嫌味ったらしく言ってやるとそれに対しての舌打ちが返ってきた。



「佐久の様子は?」

「特に変わりなく。ああ、でも一つだけ変わりましたよ」



あからさまに表情を険しくした土方さん。


別に、土方さんが思ってるほど悪い事じゃないんだけどな。



「風月堂の看板娘の子と親しくしてます」



風月堂が僕の行きつけの茶屋だってことは土方さんを始め、ほとんどの隊士が知っている事だ。


佐久の正体を知っている彼女は新撰組に身を預けることになった状況を把握していた。


性別を偽ることもせずに親しく出来る人物ができて楽しそうなのを思い出すと自然と表情が緩んだ。

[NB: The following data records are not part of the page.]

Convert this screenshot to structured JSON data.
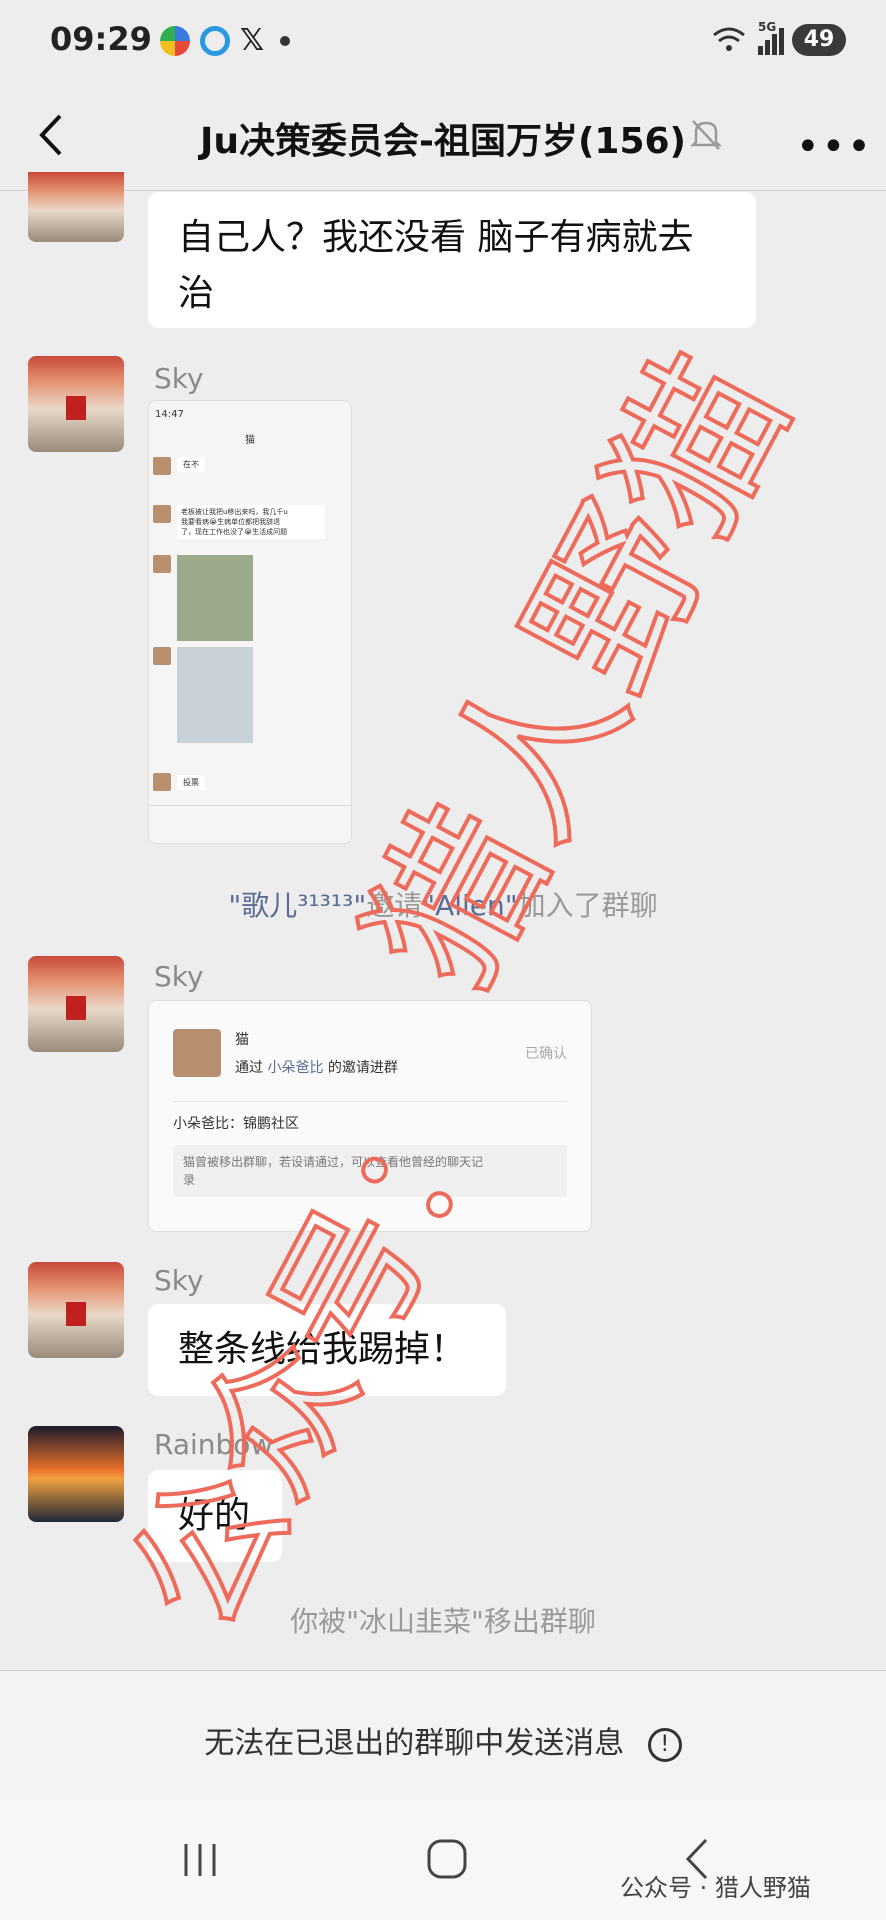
{
  "status_bar": {
    "time": "09:29",
    "battery": "49",
    "signal_label": "5G"
  },
  "header": {
    "title": "Ju决策委员会-祖国万岁(156)"
  },
  "messages": [
    {
      "text": "自己人？我还没看 脑子有病就去治"
    },
    {
      "sender": "Sky",
      "screenshot": {
        "time": "14:47",
        "chat_title": "猫",
        "lines": [
          "在不",
          "老板被让我把u移出来吗，我几千u\n我要看病😭生病单位都把我辞退\n了，现在工作也没了😭生活成问题",
          "投票"
        ]
      }
    },
    {
      "sys_prefix": "\"歌儿³¹³¹³\"",
      "sys_mid": "邀请",
      "sys_name": "\"Allen\"",
      "sys_suffix": "加入了群聊"
    },
    {
      "sender": "Sky",
      "card": {
        "name": "猫",
        "status": "已确认",
        "line1_pre": "通过",
        "line1_name": "小朵爸比",
        "line1_post": "的邀请进群",
        "line2": "小朵爸比：锦鹏社区",
        "note": "猫曾被移出群聊，若设请通过，可以查看他曾经的聊天记录"
      }
    },
    {
      "sender": "Sky",
      "text": "整条线给我踢掉！"
    },
    {
      "sender": "Rainbow",
      "text": "好的"
    },
    {
      "sys": "你被\"冰山韭菜\"移出群聊"
    }
  ],
  "notice": "无法在已退出的群聊中发送消息",
  "footer_watermark": "公众号 · 猎人野猫",
  "watermark": {
    "line1": "公众号：",
    "line2": "猎人野猫",
    "color": "#ee6a5a"
  }
}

想像してなかった答えに顎が外れたように口を開けた土方さんは呆れたように言う。



「ったく、なんだよ。そんな事か」

「土方さんが言ったんでしょう? 最近の様子は? って」



本当に特に変わったことは無い。佐久が気づいている範囲では。


彼女は自覚してないんだ。


あの日以来、自分がどれだけ怯えて、震えているか。


その小さな体が抱えているものは大きすぎて重い。


笑う姿が痛々しくて、それでも懸命に頑張ろうとしているのは健気で、放っておけなくなる。



「じゃ、帰ります」

「……おう。向こうのことは頼んだぞ」

「無理です。早く帰ってきてもらわないと困るんですから」



あまり静かすぎるのも落ち着かない。


弄る相手が居ないというのも思っていたより寂しいものだ。



「分かってらぁ」



帰るまえに一度、新撰組の陣営に顔を出す。



そこには屯所を出る前よりもすこしヤツれた平助たちの姿があった。


やっぱり、ここでの生活はいいものじゃないみたいだね。


なんて、当たり前の事を感想として抱くくらい俺の頭は惚けていた。



「私はあなた達を裏切ることに、なりますね……」



もし、ずっとそばにいてやれれば、こんな悲痛な叫びをさせることも。


彼女に悲しい決断を、事実を知らせることも無かったはずなのに。